Condujo toda la noche hasta los Alpes con Éloïse dormida en el asiento trasero. Tras mucha investigación, Avalleris había resultado ser una capilla del siglo xii, perdida entre montañas. Mientras su hija exploraba las ruinas, Berger contó las pecas de su rostro reflejado en el retrovisor: cuarenta y siete, como su edad, como la edad de Leonardo al comenzar el retrato de la Gherardini.

En la capilla, un fresco descolorido mostraba a Santa Lucía sosteniendo sus propios ojos en una bandeja. Debajo, una inscripción en latín de estar por casa en el siglo xii:

Ver el futuro no es poder cambiarlo.

Éloïse lo encontró llorando.

—¿Papá?

—Solo admiraba el arte, ma puce. Solo eso.

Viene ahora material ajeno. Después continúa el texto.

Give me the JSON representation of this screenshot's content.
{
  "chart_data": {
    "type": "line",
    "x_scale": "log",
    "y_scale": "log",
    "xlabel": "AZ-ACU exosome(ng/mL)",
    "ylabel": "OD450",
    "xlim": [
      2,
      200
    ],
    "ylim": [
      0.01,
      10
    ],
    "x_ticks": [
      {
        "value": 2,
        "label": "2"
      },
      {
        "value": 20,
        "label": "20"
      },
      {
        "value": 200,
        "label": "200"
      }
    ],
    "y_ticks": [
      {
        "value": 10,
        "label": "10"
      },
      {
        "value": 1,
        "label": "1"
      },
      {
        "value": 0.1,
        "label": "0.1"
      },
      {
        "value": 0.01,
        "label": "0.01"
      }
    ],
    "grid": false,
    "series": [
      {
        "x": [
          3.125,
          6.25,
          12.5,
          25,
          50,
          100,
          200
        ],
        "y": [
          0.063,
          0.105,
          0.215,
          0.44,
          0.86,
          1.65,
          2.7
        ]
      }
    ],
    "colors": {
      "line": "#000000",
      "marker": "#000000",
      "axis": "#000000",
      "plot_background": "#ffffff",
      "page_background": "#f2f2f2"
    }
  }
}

La decisión final llegó a las 3:17 de la madrugada, de nuevo frente al cuadro. Esta vez, la Gioconda habló con claridad de confesionario:

—Leonardo pintó mil futuros posibles. En novecientos noventa y nueve, la humanidad se destruye. Este es el único donde el arte sobrevive, pero solo si permanece misterioso. Si revelas las predicciones, los humanos dejarán de crear. ¿Para qué escribir si ya todo está dicho? ¿Para qué pintar si ya todo está visto?

—¿Y mi hija?

—En los futuros donde se salva, tú revelas las predicciones. La humanidad pierde el arte, la curiosidad, la esperanza. Los humanos se convierten en espectadores de su propio destino. Ella vive en un mundo muerto.

—¿Y si elijo el silencio?

La sonrisa se amplió otros 0,1 milímetros.

La conferencia de prensa mundial fue un modelo de actuación. Berger mostró datos falsos, análisis erróneos, conclusiones ridículas. Los periodistas se fueron decepcionados pero aliviados. El mundo prefería el misterio a la certeza.

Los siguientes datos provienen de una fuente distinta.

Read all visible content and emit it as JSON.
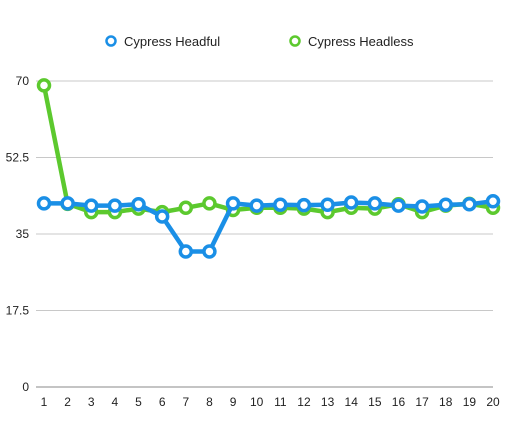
{
  "chart_data": {
    "type": "line",
    "x": [
      1,
      2,
      3,
      4,
      5,
      6,
      7,
      8,
      9,
      10,
      11,
      12,
      13,
      14,
      15,
      16,
      17,
      18,
      19,
      20
    ],
    "y_ticks": [
      "0",
      "17.5",
      "35",
      "52.5",
      "70"
    ],
    "y_tick_values": [
      0,
      17.5,
      35,
      52.5,
      70
    ],
    "ylim": [
      0,
      70
    ],
    "grid": "horizontal",
    "legend_position": "top-center",
    "title": "",
    "xlabel": "",
    "ylabel": "",
    "series": [
      {
        "name": "Cypress Headful",
        "color": "#1a8fe6",
        "values": [
          42,
          42,
          41.5,
          41.5,
          41.8,
          39,
          31,
          31,
          42,
          41.5,
          41.7,
          41.6,
          41.7,
          42.2,
          42,
          41.5,
          41.3,
          41.7,
          41.8,
          42.5
        ]
      },
      {
        "name": "Cypress Headless",
        "color": "#5cc92e",
        "values": [
          69,
          41.9,
          40,
          40,
          40.8,
          40,
          41,
          42,
          40.5,
          41,
          41,
          40.8,
          40,
          41,
          40.8,
          41.8,
          40,
          41.5,
          41.9,
          41
        ]
      }
    ]
  }
}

—Por último… —anunció Berger—. La Gioconda será trasladada a una bóveda climática especial. Por tiempo indefinido. Para su protección.

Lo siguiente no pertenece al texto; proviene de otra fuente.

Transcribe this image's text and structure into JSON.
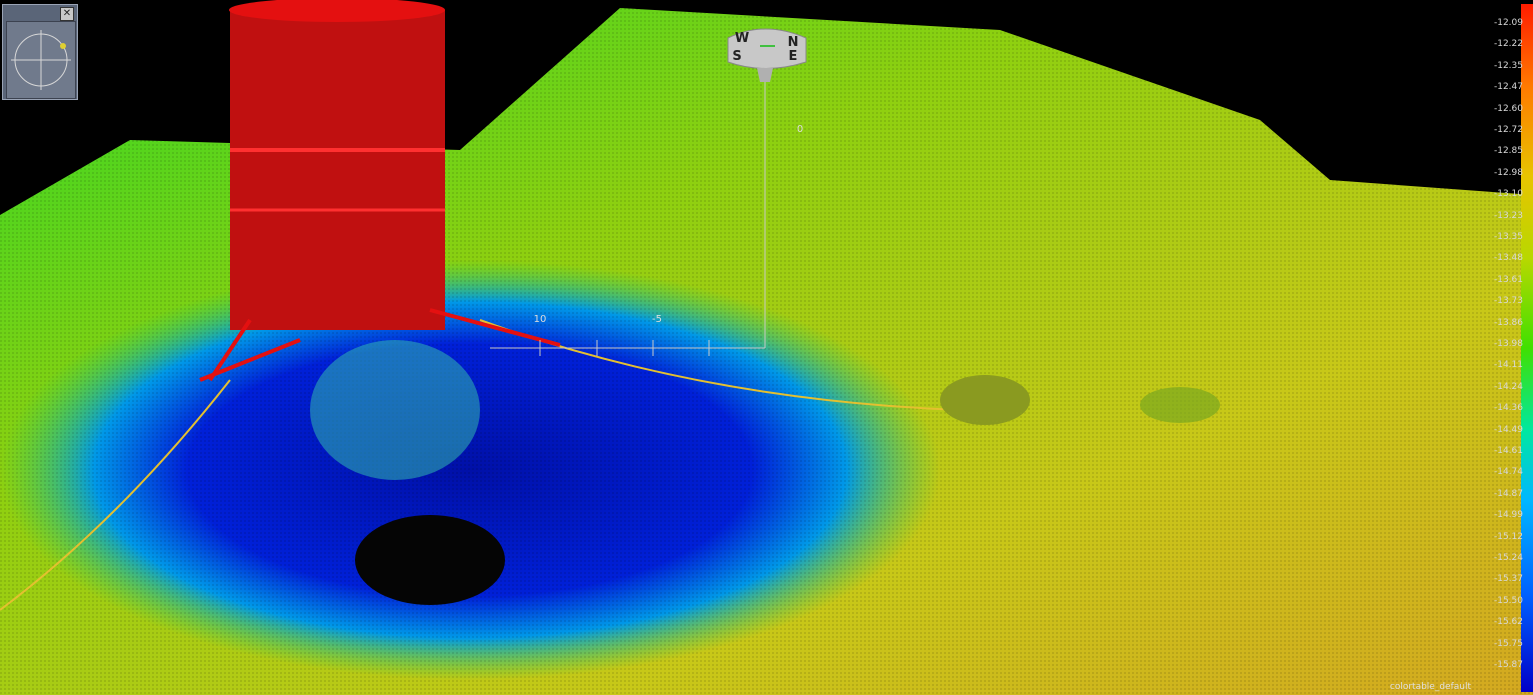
{
  "compass_panel": {
    "close_label": "✕"
  },
  "compass_badge": {
    "labels": [
      "W",
      "N",
      "S",
      "E"
    ]
  },
  "axis_labels": [
    "10",
    "-5",
    "0"
  ],
  "colorbar": {
    "ticks": [
      "-12.09",
      "-12.22",
      "-12.35",
      "-12.47",
      "-12.60",
      "-12.72",
      "-12.85",
      "-12.98",
      "-13.10",
      "-13.23",
      "-13.35",
      "-13.48",
      "-13.61",
      "-13.73",
      "-13.86",
      "-13.98",
      "-14.11",
      "-14.24",
      "-14.36",
      "-14.49",
      "-14.61",
      "-14.74",
      "-14.87",
      "-14.99",
      "-15.12",
      "-15.24",
      "-15.37",
      "-15.50",
      "-15.62",
      "-15.75",
      "-15.87"
    ]
  },
  "colortable_label": "colortable_default",
  "colors": {
    "shallow": "#ff1c00",
    "mid": "#b8d800",
    "deep": "#0000c8",
    "structure": "#e41010",
    "background": "#000000"
  }
}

En el hospital, seis meses después, los médicos no podían explicar la remisión completa de Éloïse. «Milagrosa», la llamaron, palabra que la ciencia usa cuando se queda sin vocabulario.

Cuando un día Berger visitó la bóveda, el cuadro ya no vibraba. La sonrisa se había estabilizado en un incremento total de 0,3 milímetros. En el registro de entrada, escribió:

Vine a agradecerle su silencio.

Debajo, con letra que no era la suya, alguien había añadido:

De nada.

De los trece códices vincinianos, doce fueron destruidos en un incendio accidental el 16 de julio de 2029. El decimotercero desapareció de los Archivos Vaticanos esa misma noche. El cardenal Torretti fue encontrado en la Capilla Sixtina, sonriendo exactamente como la Gioconda, muerto al menos cuarenta y ocho horas antes.

Pierre Menard publicó un paper demostrando matemáticamente que sus propios descubrimientos eran imposibles. Se retiró a enseñar acústica básica en Burdeos. La doctora Laura Chen regresó a Beijing, donde algunas veces asegura escuchar vibraciones en pinturas de la dinastía Song. Umberto Rossi nunca volvió a escribir sobre semiótica. Su último libro, Tratado sobre la Bendita Ignorancia, argumenta que el conocimiento perfecto es la única forma de locura incurable. Jean-Baptiste Berger sigue dirigiendo el Louvre. De vez en cuando, a las 3:17 de la madrugada, visita la bóveda donde la Gioconda espera. Ya no hablan. No es necesario.

En el pueblo de Avalleris, la capilla de Santa Lucía se derrumbó de forma inexplicable. Entre las ruinas, los lugareños encontraron un códice que nadie puede leer. Está escrito en un idioma que podría proceder del futuro.